Wright’s book employs an army of statistics to demonstrate that Americans are living longer, enjoying better health and more luxury, and have more disposable income than ever before. So why don’t we feel better?
One of the flaws of Wright’s otherwise interesting book is that he never builds a convincing case for why so many Americans are popping Xanax when their lives are allegedly so much better than their great-grandparents’.
Late last year I reviewed the book Thrive: Finding Happiness the Blue Zones Way, which was far from a perfect read but did make a strong case for why some people are happier than others. The secret is found in our social lives. In a nutshell, people who report the greatest levels of happiness (and, not coincidentally, who live the longest) are enmeshed in networks of family and friends.
And this is where Americans today fall far short of our great-grandparents. By nearly every measure, we are indeed bowling alone:
- We choose careers that take us far from our places of origin and our families, when research shows that those longstanding networks are not easily replaceable in the transient lifestyles we embrace.
- We are often removed from the outdoors, when being in nature ranks as one element that consistently contributes to a happy life.
- We don’t involve ourselves in the community nearly as much as our ancestors did. What contributes to happiness, according to Thrive, are social clubs and regular interactions, whether it’s meeting the same people every Friday for lunch or being part of a bicycle group and a book club.
- We get married later or not at all. Buettner’s research shows that the happiest people are those who get married and stay married, which flies in the face of our culture’s idealization of the swinging single.
- We no longer design our cities in ways that maximize happiness and socialization. In today’s planning we have subdivisions with no sidewalks. (!) We worship the car and design our public spaces so that you almost have to own one. We don’t see the value in city parks, public transportation, or bicycle paths, even though people who have access to these things report themselves happier than people who don’t.
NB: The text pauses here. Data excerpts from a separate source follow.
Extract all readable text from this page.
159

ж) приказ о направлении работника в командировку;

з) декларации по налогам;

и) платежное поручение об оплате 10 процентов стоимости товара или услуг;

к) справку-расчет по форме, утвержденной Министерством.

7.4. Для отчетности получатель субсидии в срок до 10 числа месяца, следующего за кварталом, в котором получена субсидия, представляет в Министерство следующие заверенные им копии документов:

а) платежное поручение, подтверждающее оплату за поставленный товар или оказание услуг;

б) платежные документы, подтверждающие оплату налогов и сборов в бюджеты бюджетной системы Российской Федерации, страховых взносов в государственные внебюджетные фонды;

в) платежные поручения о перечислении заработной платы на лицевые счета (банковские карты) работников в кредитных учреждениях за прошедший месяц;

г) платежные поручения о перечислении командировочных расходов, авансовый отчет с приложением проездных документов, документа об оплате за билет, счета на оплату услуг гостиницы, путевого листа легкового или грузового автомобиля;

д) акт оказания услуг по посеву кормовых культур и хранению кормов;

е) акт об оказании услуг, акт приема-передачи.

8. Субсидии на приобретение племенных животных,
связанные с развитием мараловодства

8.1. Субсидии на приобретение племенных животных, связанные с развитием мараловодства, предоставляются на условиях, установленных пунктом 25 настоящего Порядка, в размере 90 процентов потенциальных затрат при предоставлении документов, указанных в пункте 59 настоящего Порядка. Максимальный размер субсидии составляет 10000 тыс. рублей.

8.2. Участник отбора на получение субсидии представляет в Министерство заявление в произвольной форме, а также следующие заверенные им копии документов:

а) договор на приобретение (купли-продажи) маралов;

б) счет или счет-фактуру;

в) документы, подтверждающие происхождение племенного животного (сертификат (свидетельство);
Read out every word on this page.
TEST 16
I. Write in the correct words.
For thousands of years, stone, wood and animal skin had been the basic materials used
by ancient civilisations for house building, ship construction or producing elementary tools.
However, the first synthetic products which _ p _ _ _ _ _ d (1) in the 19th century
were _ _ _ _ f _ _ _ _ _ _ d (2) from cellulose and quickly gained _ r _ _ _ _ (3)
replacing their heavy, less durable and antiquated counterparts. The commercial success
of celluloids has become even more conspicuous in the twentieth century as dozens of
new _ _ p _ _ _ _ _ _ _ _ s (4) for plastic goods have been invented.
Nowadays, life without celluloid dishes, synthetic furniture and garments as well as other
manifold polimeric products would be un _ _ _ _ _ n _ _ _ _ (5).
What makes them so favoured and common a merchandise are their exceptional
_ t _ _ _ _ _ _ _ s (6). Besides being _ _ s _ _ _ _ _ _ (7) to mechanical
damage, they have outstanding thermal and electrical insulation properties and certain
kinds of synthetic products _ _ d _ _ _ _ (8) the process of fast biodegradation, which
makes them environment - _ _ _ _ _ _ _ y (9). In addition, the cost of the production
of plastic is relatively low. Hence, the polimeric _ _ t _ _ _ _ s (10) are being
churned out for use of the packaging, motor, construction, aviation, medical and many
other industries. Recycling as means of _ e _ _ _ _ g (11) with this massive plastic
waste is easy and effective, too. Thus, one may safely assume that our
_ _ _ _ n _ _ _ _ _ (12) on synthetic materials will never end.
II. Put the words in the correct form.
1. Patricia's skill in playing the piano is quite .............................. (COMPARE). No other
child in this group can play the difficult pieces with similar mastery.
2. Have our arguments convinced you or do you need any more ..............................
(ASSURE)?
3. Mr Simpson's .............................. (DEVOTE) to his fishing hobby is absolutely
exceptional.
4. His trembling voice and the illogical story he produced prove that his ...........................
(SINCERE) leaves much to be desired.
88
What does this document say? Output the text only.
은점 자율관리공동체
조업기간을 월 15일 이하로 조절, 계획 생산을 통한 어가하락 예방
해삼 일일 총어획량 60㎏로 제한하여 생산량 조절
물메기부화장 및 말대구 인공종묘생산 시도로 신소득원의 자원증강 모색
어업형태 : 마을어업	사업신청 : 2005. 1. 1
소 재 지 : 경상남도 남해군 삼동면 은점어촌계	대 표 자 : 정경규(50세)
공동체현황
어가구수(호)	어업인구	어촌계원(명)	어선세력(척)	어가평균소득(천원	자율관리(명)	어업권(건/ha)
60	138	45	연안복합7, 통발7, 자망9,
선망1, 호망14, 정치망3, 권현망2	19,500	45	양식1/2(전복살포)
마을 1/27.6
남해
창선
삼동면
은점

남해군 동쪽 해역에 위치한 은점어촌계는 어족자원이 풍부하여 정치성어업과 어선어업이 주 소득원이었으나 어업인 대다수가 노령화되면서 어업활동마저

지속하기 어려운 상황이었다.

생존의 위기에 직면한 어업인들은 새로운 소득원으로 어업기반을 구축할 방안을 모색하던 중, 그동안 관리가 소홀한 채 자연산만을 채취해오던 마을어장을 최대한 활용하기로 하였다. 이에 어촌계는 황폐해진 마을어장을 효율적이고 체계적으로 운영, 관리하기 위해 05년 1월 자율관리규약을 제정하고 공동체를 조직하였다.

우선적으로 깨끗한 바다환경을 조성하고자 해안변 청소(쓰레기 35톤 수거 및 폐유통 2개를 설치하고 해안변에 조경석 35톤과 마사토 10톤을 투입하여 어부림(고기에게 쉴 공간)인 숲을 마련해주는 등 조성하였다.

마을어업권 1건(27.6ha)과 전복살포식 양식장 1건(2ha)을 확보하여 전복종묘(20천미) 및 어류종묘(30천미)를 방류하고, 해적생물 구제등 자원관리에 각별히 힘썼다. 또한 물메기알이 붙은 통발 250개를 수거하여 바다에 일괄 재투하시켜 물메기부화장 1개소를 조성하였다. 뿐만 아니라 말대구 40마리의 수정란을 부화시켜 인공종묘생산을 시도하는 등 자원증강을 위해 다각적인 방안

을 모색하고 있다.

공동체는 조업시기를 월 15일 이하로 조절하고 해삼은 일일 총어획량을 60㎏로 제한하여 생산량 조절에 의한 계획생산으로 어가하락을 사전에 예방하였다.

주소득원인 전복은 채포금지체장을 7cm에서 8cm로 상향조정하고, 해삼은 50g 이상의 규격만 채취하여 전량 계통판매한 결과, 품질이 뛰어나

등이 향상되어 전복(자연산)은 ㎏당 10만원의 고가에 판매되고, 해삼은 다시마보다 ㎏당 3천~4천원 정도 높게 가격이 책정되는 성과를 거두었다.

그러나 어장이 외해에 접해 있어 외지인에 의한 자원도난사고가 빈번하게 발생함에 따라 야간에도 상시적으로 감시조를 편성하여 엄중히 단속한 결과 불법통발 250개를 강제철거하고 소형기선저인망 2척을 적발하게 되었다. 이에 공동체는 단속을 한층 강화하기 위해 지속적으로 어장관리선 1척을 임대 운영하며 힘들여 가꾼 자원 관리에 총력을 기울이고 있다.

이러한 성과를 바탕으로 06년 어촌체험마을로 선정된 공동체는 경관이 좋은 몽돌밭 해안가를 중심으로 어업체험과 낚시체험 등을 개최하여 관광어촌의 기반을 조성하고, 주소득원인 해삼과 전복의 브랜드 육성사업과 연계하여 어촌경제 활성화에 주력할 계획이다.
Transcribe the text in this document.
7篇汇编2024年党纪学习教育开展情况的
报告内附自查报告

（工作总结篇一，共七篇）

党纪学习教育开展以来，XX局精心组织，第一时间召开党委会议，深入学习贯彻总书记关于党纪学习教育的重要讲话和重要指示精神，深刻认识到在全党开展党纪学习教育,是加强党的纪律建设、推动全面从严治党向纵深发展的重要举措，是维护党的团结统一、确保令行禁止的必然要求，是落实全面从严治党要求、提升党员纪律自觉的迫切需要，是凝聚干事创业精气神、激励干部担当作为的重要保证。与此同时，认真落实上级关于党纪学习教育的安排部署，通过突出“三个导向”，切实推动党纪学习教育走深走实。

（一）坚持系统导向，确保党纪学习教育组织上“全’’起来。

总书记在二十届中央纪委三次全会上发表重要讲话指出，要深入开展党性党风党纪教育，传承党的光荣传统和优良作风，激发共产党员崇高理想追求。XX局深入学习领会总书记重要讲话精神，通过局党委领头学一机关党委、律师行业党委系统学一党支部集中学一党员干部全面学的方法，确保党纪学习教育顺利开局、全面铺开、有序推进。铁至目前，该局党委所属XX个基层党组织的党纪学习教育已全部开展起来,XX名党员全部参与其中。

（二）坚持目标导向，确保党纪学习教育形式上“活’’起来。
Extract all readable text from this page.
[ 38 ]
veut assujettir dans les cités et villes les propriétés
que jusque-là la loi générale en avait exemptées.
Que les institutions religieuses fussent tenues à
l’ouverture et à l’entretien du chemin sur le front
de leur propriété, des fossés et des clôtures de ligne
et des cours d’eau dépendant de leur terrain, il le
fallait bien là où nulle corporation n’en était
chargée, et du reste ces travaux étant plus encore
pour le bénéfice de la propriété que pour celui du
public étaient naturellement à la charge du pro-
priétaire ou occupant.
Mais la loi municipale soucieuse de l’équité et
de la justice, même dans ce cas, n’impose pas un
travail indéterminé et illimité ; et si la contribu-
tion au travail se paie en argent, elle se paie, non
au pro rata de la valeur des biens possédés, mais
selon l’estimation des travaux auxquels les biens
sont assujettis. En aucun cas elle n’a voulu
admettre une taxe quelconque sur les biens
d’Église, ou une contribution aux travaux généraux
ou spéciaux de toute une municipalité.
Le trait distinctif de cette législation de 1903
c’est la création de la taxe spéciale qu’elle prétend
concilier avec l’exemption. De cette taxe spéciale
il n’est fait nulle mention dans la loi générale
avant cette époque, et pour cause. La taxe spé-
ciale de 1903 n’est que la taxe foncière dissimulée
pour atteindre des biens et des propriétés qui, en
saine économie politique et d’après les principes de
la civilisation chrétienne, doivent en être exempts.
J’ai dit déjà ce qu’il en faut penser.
- We work too hard. I know that Wright disputes this, and perhaps he’s correct that Americans don’t work as many hours as they used to. However, that doesn’t mean we’re not working too much overall—and that our sense of being always “on the job” has not been exacerbated by smartphones and laptops that make work available to many of us wherever we go.
In short, Wright’s book is a solid start. It’s heavy on the numbers but light on the reasons why people are still not as happy as they used to be—a question that merits considerable analysis.